1月後半になるとそれまでほとんど出番のなかったタケシことジェロームロビンソンの出番が増えてきます。ガリナリの負傷を機に出場し、高確率でシュートを沈める姿勢が評価されたようです。個人的にはディフェンスでの貢献も非常に高い選手だと思っていてウォリアーズとのシリーズでもカリーを何度も封じていました。彼に求められるのはシューターとしての積極性。せっかくできた出番も2月、強敵の出現によって奪われてしまいます。
1月12日、クリッパーズで一時代を築いた男、ブレイクグリフィンが移籍後初めてクリッパーズのホームアリーナに戻ってきました。感動の帰還、となるかと思いきやグリフィン側はやはりチームに裏切られたという感情を捨てていない模様。グリフィンはシュート練習時にクリッパーズのオーナー、スティーブバルマー氏に握手を求められますが、ダッシュでロッカーへ戻りそれを回避。

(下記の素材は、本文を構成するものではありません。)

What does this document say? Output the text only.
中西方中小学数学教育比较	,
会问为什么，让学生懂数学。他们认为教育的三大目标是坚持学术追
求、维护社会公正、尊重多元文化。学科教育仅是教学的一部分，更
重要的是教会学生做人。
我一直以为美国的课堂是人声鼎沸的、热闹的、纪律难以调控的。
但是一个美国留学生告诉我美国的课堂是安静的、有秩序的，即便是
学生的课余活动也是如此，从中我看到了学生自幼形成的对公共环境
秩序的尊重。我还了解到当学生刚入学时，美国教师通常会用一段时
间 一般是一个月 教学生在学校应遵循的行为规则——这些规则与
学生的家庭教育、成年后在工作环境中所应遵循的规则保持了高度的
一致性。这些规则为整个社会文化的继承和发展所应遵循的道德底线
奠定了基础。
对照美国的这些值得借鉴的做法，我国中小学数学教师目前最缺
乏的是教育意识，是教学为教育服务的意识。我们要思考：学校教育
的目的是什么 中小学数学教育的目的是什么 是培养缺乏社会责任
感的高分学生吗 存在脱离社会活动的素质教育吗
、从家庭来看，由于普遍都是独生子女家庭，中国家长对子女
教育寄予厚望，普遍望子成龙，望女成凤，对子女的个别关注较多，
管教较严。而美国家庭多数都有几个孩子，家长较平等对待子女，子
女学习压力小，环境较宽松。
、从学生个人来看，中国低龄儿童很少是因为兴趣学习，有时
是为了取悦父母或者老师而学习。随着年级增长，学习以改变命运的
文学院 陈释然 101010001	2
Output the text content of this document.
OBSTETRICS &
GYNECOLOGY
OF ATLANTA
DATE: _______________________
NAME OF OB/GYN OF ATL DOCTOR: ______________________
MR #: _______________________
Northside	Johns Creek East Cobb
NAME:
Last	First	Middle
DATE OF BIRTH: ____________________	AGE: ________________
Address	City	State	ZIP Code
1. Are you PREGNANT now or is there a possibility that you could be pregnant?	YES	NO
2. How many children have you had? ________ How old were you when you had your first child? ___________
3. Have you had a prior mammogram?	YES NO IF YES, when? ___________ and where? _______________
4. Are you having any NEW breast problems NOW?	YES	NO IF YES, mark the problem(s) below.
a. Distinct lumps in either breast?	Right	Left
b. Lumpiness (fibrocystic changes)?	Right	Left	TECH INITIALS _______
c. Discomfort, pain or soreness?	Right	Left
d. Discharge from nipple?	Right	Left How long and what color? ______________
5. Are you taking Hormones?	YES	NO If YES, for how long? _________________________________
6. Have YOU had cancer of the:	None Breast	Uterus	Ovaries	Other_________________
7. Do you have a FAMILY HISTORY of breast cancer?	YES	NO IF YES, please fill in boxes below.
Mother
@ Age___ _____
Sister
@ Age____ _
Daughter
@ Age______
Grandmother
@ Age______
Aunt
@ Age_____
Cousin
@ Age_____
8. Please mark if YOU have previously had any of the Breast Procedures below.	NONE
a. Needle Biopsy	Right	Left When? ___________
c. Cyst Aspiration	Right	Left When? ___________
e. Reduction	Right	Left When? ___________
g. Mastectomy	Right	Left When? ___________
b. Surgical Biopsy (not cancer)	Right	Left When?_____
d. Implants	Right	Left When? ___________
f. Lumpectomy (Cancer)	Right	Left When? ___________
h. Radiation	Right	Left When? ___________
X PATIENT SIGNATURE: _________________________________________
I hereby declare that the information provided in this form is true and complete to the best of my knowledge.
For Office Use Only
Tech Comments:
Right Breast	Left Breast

「生涯クリッパーズ」と言われ契約をしたグリフィンにとって、あのトレードは相当ショックだったんですね。私自身もショックでしたし、私がもしグリフィンだったらジェリーウェストを殴っているかも(グリフィンのパンチには聞き覚えが…)。試合はグリフィンの44点の前に敗北。これを皮切りに怒涛の5連敗を期してしまいます。
1月にはガリナリの負傷離脱もありました。毎年怪我に悩まされているガリナリですが今シーズンは比較的怪我の少なかったシーズンでした。しかし、背中の痛みで離脱した際は、今年もそうなのかと心配してしまいました。ガリナリはハリスの活躍の陰に隠れていましたが得点、リバウンド共にキャリアハイの数字。すでにチームの核となっており、彼が長期離脱していてはチームとしても苦しい。それでもベンチの層が厚く出場時間の管理が出来たことが怪我の少なさにつながり、最小限の離脱に抑えられました。
次回は激しく動いたトレードデッドライン、そして突如現れた救世主について扱います。プレーオフまで語るかもしれません。今回もお読みいただきありがとうございました。それでは、さよなら!